End-user’s corner: Oliver Joeres

end-users corner

Talking with Oliver Joeres

Oliver Joeres is a Member of the Operational Excellence Team, a cross-functional department dealing with BPM, at Hilti AG. In this interview, he shares with us his experience and perspective on process mining.

Oliver, where and when did you first hear about process mining?

I heard about process mining in 2017. Back then, it was introduced in the central purchasing department at my former organization. The idea of analyzing process data is not new, after all. Also during my Six Sigma times I regularly dealt with process data collection and analysis. At that point in time, though, the technology and methodology were not as mature and sophisticated as today. Sometimes it took a heck of a time to extract reliable and trustworthy data out of the systems and interpret them correctly.

Ever since I got in touch with process mining, its underlying ideas and the technology, I’ve been fascinated by the possibilities this approach is able to offer when it comes to process improvement and business transformation!

How do you use process mining in your organization?

At my current organization, we built in the course of the last 3 years a successful proof of concept with a process mining vendor. This way, we figure out how process mining works for us and which benefits we could expect. We applied process mining in several key business processes like purchase-to-pay, order-to-cash and manufacturing. We were able to convince our counterparts in the process and in the business organization that process mining gives them a new level of transparency and speed to identify process deficiencies and start to track concrete improvement initiatives. We’ve got a lot of positive feedback. Thus, we are currently discussing which process mining architecture we are going to use and how we are going to rollout process mining to the business areas to satisfy their demands.

How do your counterparts (within or outside the firm) perceive and adopt process mining?

After we conducted a series of intensive workshops with our business colleagues, we identified many concrete use cases and topics where process mining was able to valuably support us. Our business colleagues were amazed not only by the speed and precision of the process mining analysis but also by the possibility to foster highly interactive sessions to identify process weaknesses and the underlying root causes. Also, we identified a lot of further potential as we could trigger mitigation actions directly out of the process mining insights to steer and improve operations.

What is the major challenge while using process mining?

Process mining is not just about a technology or a platform. It is rather a process management approach. If you introduce process mining only as a fancy new technology, the danger is very high that it will be perceived as “just another BI platform” used by a handful of process experts and analysts for some specific use cases.
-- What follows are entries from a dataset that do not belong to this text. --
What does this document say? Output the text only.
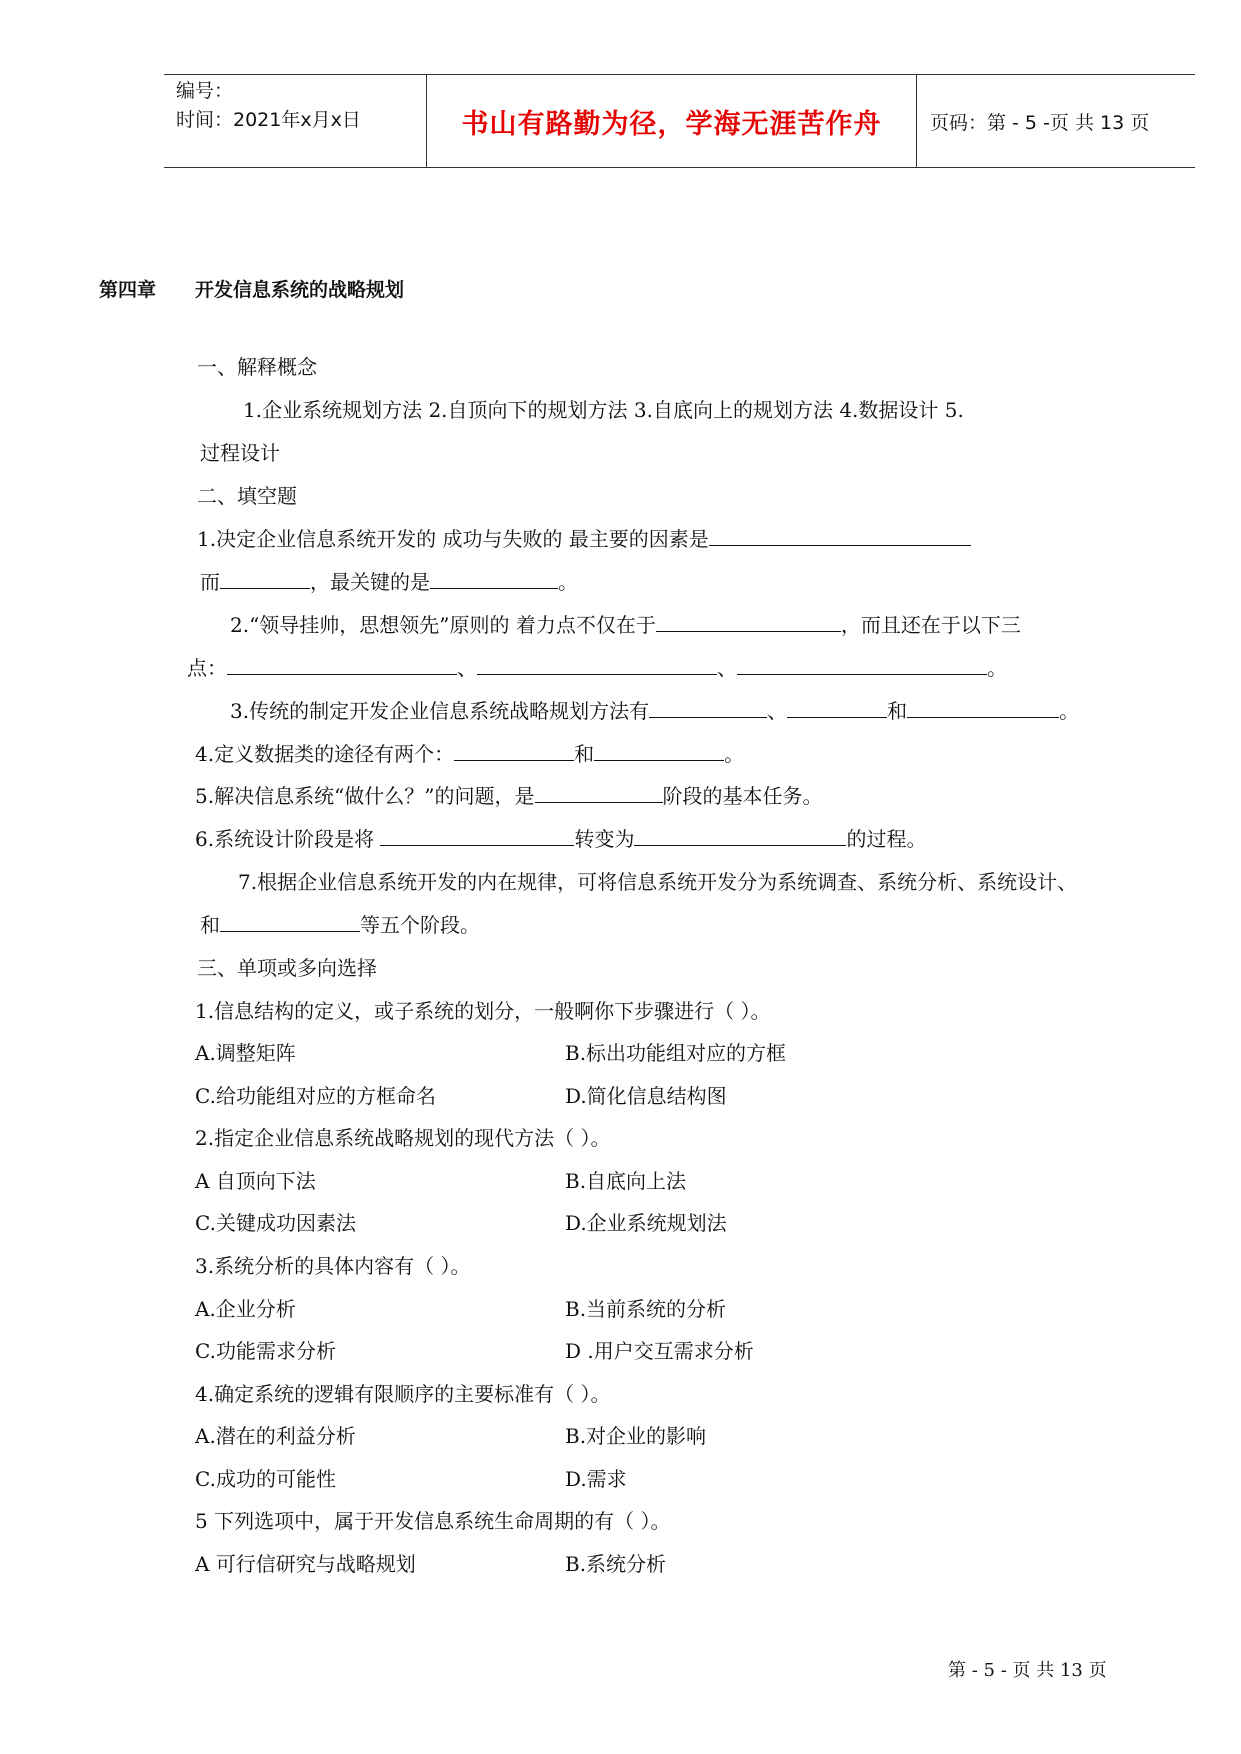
编号：
时间：2021年x月x日	书山有路勤为径，学海无涯苦作舟	页码：第 - 5 -页 共 13 页
第四章 开发信息系统的战略规划
一、解释概念
1.企业系统规划方法 2.自顶向下的规划方法 3.自底向上的规划方法 4.数据设计 5.
过程设计
二、填空题
1.决定企业信息系统开发的 成功与失败的 最主要的因素是
而	，最关键的是	。
2.“领导挂帅，思想领先”原则的 着力点不仅在于	，而且还在于以下三
点：	、	、	。
3.传统的制定开发企业信息系统战略规划方法有	、	和	。
4.定义数据类的途径有两个：	和	。
5.解决信息系统“做什么？”的问题，是	阶段的基本任务。
6.系统设计阶段是将	转变为	的过程。
7.根据企业信息系统开发的内在规律，可将信息系统开发分为系统调查、系统分析、系统设计、
和	等五个阶段。
三、单项或多向选择
1.信息结构的定义，或子系统的划分，一般啊你下步骤进行（ ）。
A.调整矩阵	B.标出功能组对应的方框
C.给功能组对应的方框命名	D.简化信息结构图
2.指定企业信息系统战略规划的现代方法（ ）。
A 自顶向下法	B.自底向上法
C.关键成功因素法	D.企业系统规划法
3.系统分析的具体内容有（ ）。
A.企业分析	B.当前系统的分析
C.功能需求分析	D .用户交互需求分析
4.确定系统的逻辑有限顺序的主要标准有（ ）。
A.潜在的利益分析	B.对企业的影响
C.成功的可能性	D.需求
5 下列选项中，属于开发信息系统生命周期的有（ ）。
A 可行信研究与战略规划	B.系统分析
第 - 5 - 页 共 13 页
The real power of process mining won’t be of use in this scenario. Process mining needs to be introduced as part of a modern business process management system, where it becomes a regular method and tool for every process responsible manager as well as for operational managers with the common goal to continuously improve business processes. This requires a lot of effort and close interaction with the business areas, especially during the introduction phase, in order to enable the business sector to use process mining in a beneficial way according to their needs.

What was your “ah-ha” moment while using process mining?

I was amazed by how fast you could create an initial event log and already apply process mining by means of modern platforms. On the other hand, though, applying process mining in your real-life processes still requires a lot of data preparation work to assure that you could trust your data and the conclusions based on them.

How do you see process mining in the future?

It will become an integrated and mandatory part of business process management in most of enterprises. Business areas will require a shorter “time to insight”, which implies that the time to prepare data and to set everything up needs to be shortened significantly. Vendors and consulting companies will offer integrated, holistic solutions, not just focusing on the technical implementation, but rather as all-in-one packages to introduce process mining successfully in a company. The platforms will become smarter, more automated and with a lot of interdependencies to other advanced analytics areas like AI or data science.

To conclude, Oliver, do you have a message or homework to academia on how it can make your life easier?

The idea behind object-centric process mining is very important for many real use cases as a lot of processes in the companies are dealing with several process objects. Here I’m hoping for a solid theoretical background that helps the platform vendors to come up with smarter and more intuitive solutions. Another key challenge is finding the right level of detail when it comes to the definition of process steps or activities.